Il y a long temps, Msgr, que je n’ai eû l’honneur de vous parler Botanique, quoique nous ayions veû de tres-belles Plantes depuis Tocat, mêlees avec la pluspart de celles que nous avions observées en Armenie, et avec plusieurs autres qui ne sont par rares en Europe. En approchant du mont Olympe on ne voit que des Chênes, des Pins, du Thym de Crete, du Ciste à Ladanum, d’une autre belle espece de Ciste, que I. Bauhin a nommé Ciste de Crete à larges feüilles, lequel non seulement vient à la campagne de Montpellier, mais à l’Abbaye de Fontfrede, et dans tout le Roussillon. C. Bauhin remarque avec raison, que Belon l’a observé sur le mont Olympe, mais Bauhin l’a confondu avec le Ciste à Ladanum, dont Belon et Prosper Alpin ont fait mention. L’Aune, l’Ieble, le Cornoüiller mâle et femelle, la Digitale à fleur ferruginée, le Pissenlit, la Chicorée, le petit Houx, la Ronce sont communes aux environs du mont Olympe : mais combien d’autres choses rares n’y a-t-il pas ? Il faut les réserver pour l’Histoire des Plantes du Levant, à laquelle j’espere travailler quelque jour.

Nous arrivâmes enfin à Pruse, aprés cinq heures de marche dans des défilez couverts de bois, lesquels vont aboutir aussi à cette belle plaine qui est au Nord du mont Olympe. On commence à y voir des Plantes et des Chataigniers aussi hauts que les Sapins qui sont sur la montagne. A la verité les Landes sont un peu gâtées par les pierres que les eaux charrient ; mais à mesure qu’on approche de Pruse, les champs sont couverts de Meuriers et de vignobles. La pluspart des Meuriers sont bas et comme plantez par pepinieres. Les plus grands sont serrez les uns prés des autres, et forment de petites forêts entrecoupées par de grandes brossailles, parmi lesquelles naît une espece d’Apocin, laquelle non seulement se tortille sur les hayes, mais qui grimpe aussi sur les plus grands arbres. En arrivant à Pruse, du côté d’Angora, on ne découvre qu’une partie de la ville, au travers des futayes. Le plus bel endroit de cette place, qui est le quartier du Serrail, ne paroit pas ; c’est pourquoi j’ai l’honneur de vous en envoyer deux Plans differens. Le premier a eté dessiné au Nord-Est sur le chemin d’Angora, et l’autre du côté des Bains au Nord-Nord-Oüest.

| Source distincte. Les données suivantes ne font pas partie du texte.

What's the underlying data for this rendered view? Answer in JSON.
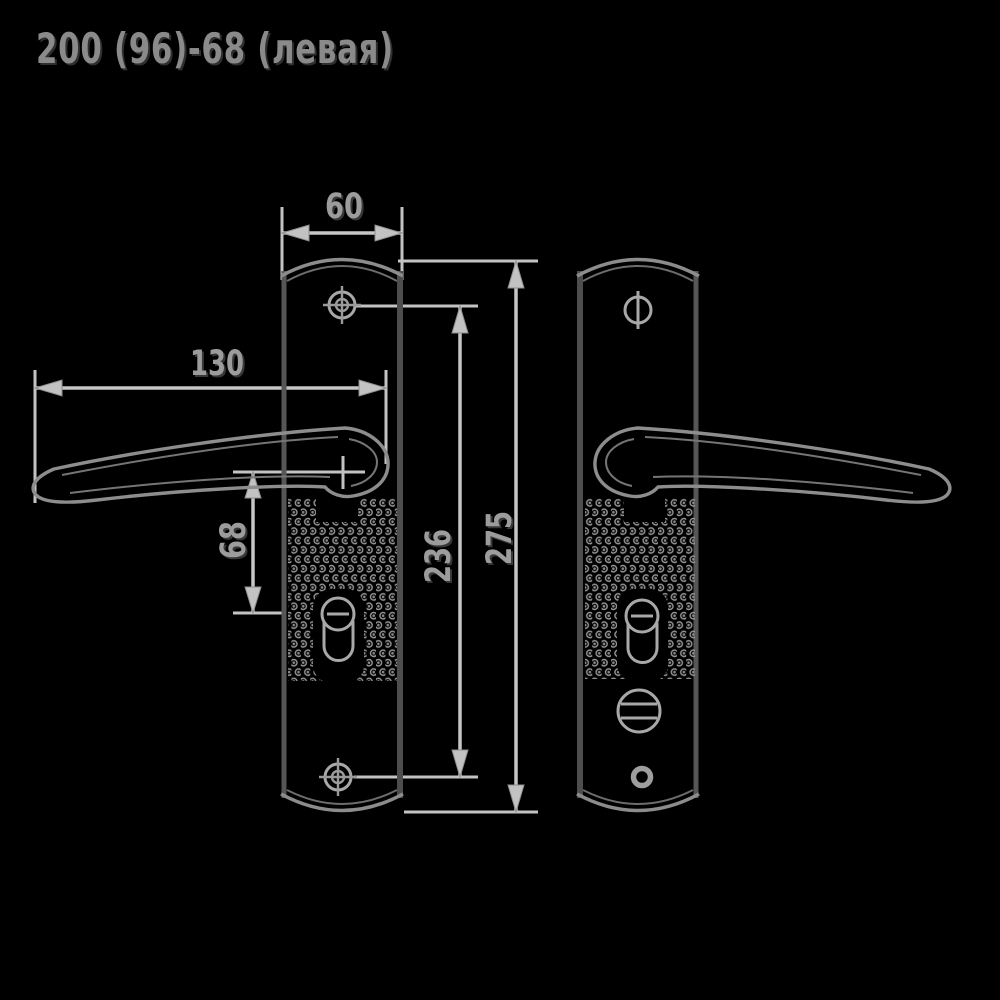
{
  "title": "200 (96)-68 (левая)",
  "dimensions": {
    "plate_width": "60",
    "handle_length": "130",
    "handle_axis_to_cylinder": "68",
    "screw_spacing": "236",
    "plate_height": "275"
  },
  "colors": {
    "background": "#000000",
    "dimension_lines": "#c6c6c6",
    "plate_edge": "#565656",
    "plate_arc": "#8c8c8c",
    "handle_outline": "#8d8d8d",
    "texture_dots": "#969696",
    "label_text": "#9c9c9c",
    "title_text": "#8a8a8a"
  }
}
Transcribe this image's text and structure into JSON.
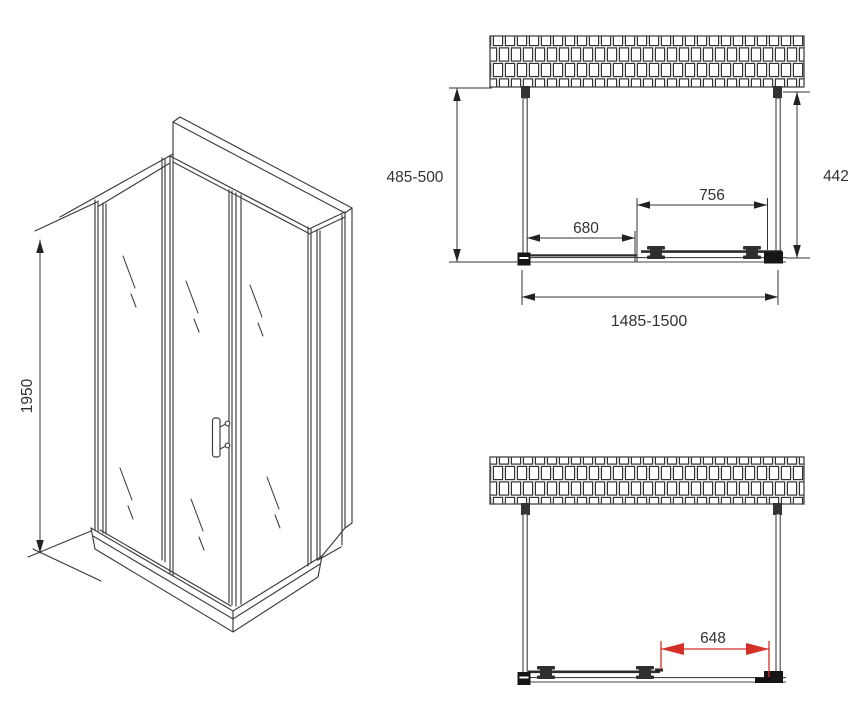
{
  "figure": {
    "type": "technical-drawing",
    "subject": "shower enclosure installation dimensions"
  },
  "iso_view": {
    "height_label": "1950"
  },
  "top_view": {
    "side_depth_label": "485-500",
    "wall_depth_label": "442",
    "door_width_label": "756",
    "fixed_panel_label": "680",
    "overall_width_label": "1485-1500"
  },
  "bottom_view": {
    "opening_width_label": "648"
  },
  "colors": {
    "line": "#3c3c3c",
    "dimension": "#333333",
    "accent_red": "#d43028",
    "background": "#ffffff"
  }
}
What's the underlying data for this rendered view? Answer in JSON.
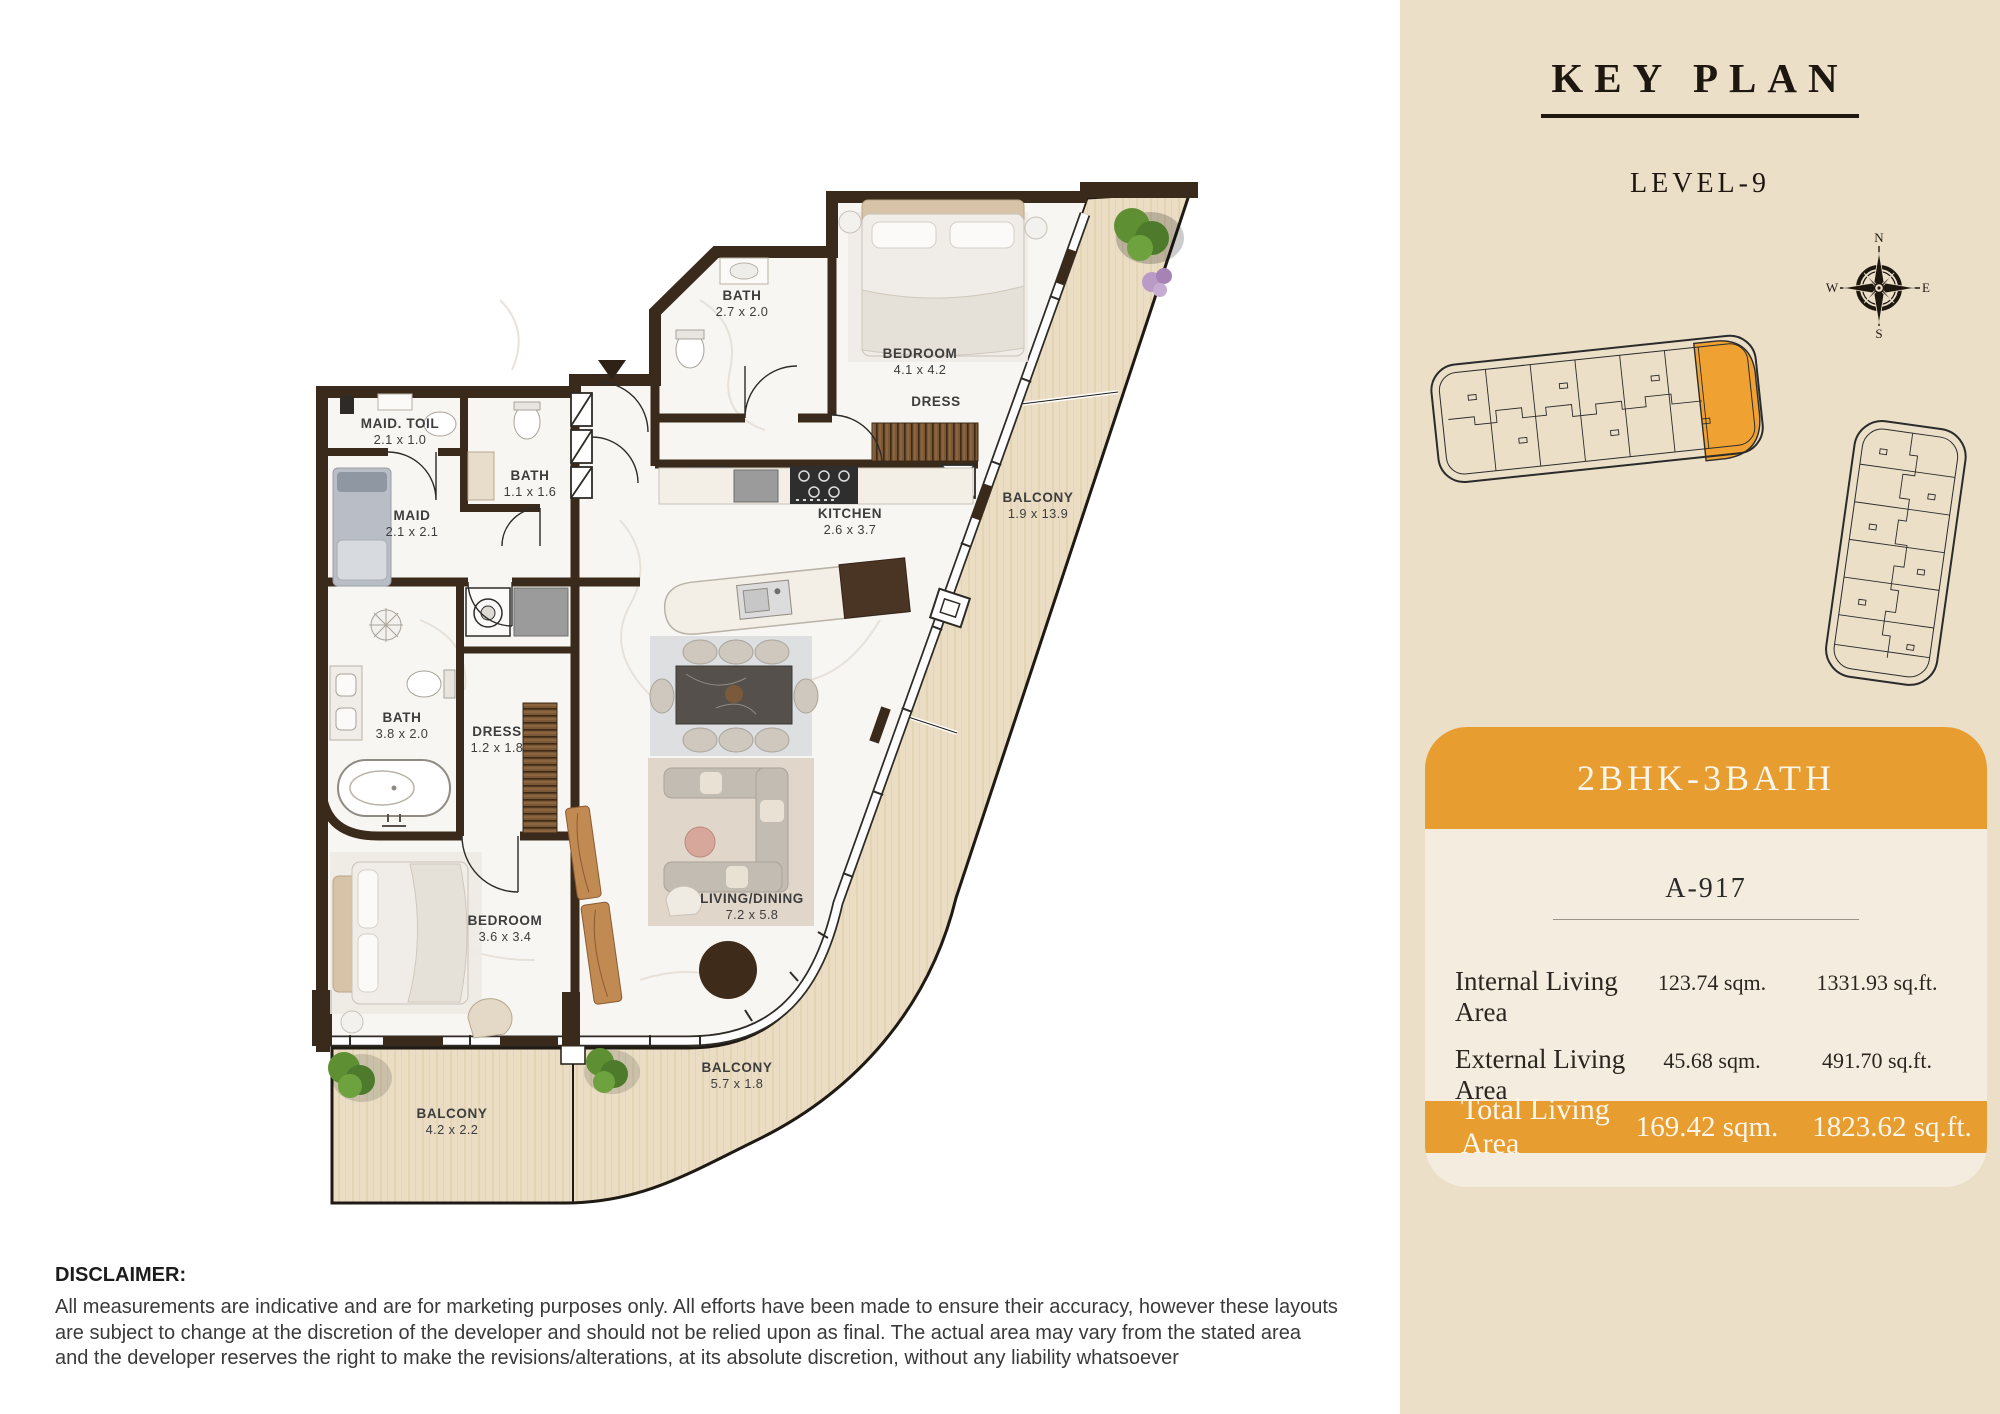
{
  "panel": {
    "title": "KEY PLAN",
    "level": "LEVEL-9",
    "compass": {
      "n": "N",
      "e": "E",
      "s": "S",
      "w": "W"
    }
  },
  "card": {
    "type_label": "2BHK-3BATH",
    "unit_number": "A-917",
    "rows": [
      {
        "label": "Internal Living Area",
        "sqm": "123.74 sqm.",
        "sqft": "1331.93 sq.ft."
      },
      {
        "label": "External Living Area",
        "sqm": "45.68 sqm.",
        "sqft": "491.70 sq.ft."
      }
    ],
    "total": {
      "label": "Total Living Area",
      "sqm": "169.42 sqm.",
      "sqft": "1823.62 sq.ft."
    }
  },
  "floor_plan": {
    "highlighted_unit": "A-917",
    "rooms": [
      {
        "name": "BATH",
        "dims": "2.7 x 2.0",
        "x": 742,
        "y": 300
      },
      {
        "name": "BEDROOM",
        "dims": "4.1 x 4.2",
        "x": 920,
        "y": 358
      },
      {
        "name": "DRESS",
        "dims": "",
        "x": 936,
        "y": 406
      },
      {
        "name": "MAID. TOIL",
        "dims": "2.1 x 1.0",
        "x": 400,
        "y": 428
      },
      {
        "name": "BATH",
        "dims": "1.1 x 1.6",
        "x": 530,
        "y": 480
      },
      {
        "name": "MAID",
        "dims": "2.1 x 2.1",
        "x": 412,
        "y": 520
      },
      {
        "name": "KITCHEN",
        "dims": "2.6 x 3.7",
        "x": 850,
        "y": 518
      },
      {
        "name": "BALCONY",
        "dims": "1.9 x 13.9",
        "x": 1038,
        "y": 502
      },
      {
        "name": "BATH",
        "dims": "3.8 x 2.0",
        "x": 402,
        "y": 722
      },
      {
        "name": "DRESS",
        "dims": "1.2 x 1.8",
        "x": 497,
        "y": 736
      },
      {
        "name": "BEDROOM",
        "dims": "3.6 x 3.4",
        "x": 505,
        "y": 925
      },
      {
        "name": "LIVING/DINING",
        "dims": "7.2 x 5.8",
        "x": 752,
        "y": 903
      },
      {
        "name": "BALCONY",
        "dims": "5.7 x 1.8",
        "x": 737,
        "y": 1072
      },
      {
        "name": "BALCONY",
        "dims": "4.2 x 2.2",
        "x": 452,
        "y": 1118
      }
    ]
  },
  "disclaimer": {
    "heading": "DISCLAIMER:",
    "body_lines": [
      "All measurements are indicative and are for marketing purposes only. All efforts have been made to ensure their accuracy, however these layouts",
      "are subject to change at the discretion of the developer and should not be relied upon as final. The actual area may vary from the stated area",
      "and the developer reserves the right to make the revisions/alterations, at its absolute discretion, without any liability whatsoever"
    ]
  },
  "colors": {
    "accent_orange": "#E89D31",
    "panel_bg": "#EBDFC8",
    "card_bg": "#F4EDDF",
    "wall_brown": "#3A2A1B",
    "balcony_wood": "#EADDC3",
    "floor_white": "#F8F6F2",
    "title_ink": "#1E1710",
    "label_gray": "#3D3D3D"
  }
}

Pruse, capitale de l’ancienne Bithynie, est la plus grande et la plus magnifique ville d’Asie. Cette Place s’étend du couchant au levant au pied des premieres collines du mont Olympe, dont la verdure est admirable. Ces collines sont, pour ainsi dire, autant de degrez pour aller sur cette fameuse montagne. Du côté du Nord la ville se trouve à l’entrée d’une grande et belle plaine où l’on ne voit que Meuriers et arbres fruitiers. Il semble que Pruse ait eté faite exprés pour les Turcs, car le mont Olympe lui fournit tant de sources, que chaque maison a ses fontaines ; et je n’ai point veû de ville qui en ait autant, si ce n’est Grenade en Espagne. La plus considérable des sources de Pruse, est au Sud-Oüest auprés d’une petite Mosquée. Cette source qui fournit de l’eau, de la grosseur du corps d’un homme, coule dans un canal de marbre et va se distribuer dans la ville. On asseûre qu’on y compte plus de trois cens Minarets. Les Mosquées sont tres belles, la pluspart sont couvertes de plomb, embellies de domes, de même que les Caravanserais. Au delà de la ruë des Juifs, à main gauche en allant aux Bains, est une Mosquée Royale, dans la cour de laquelle sont les Mausolées de quelques Sultans, dans des chapelles solidement bâties et séparées les unes des autres. Nous ne trouvâmes personne assez instruit pour nous apprendre les noms de ces Sultans. On peut consulter Leunclaw qui a fait un fort beau traité des Tombeaux des Sultans.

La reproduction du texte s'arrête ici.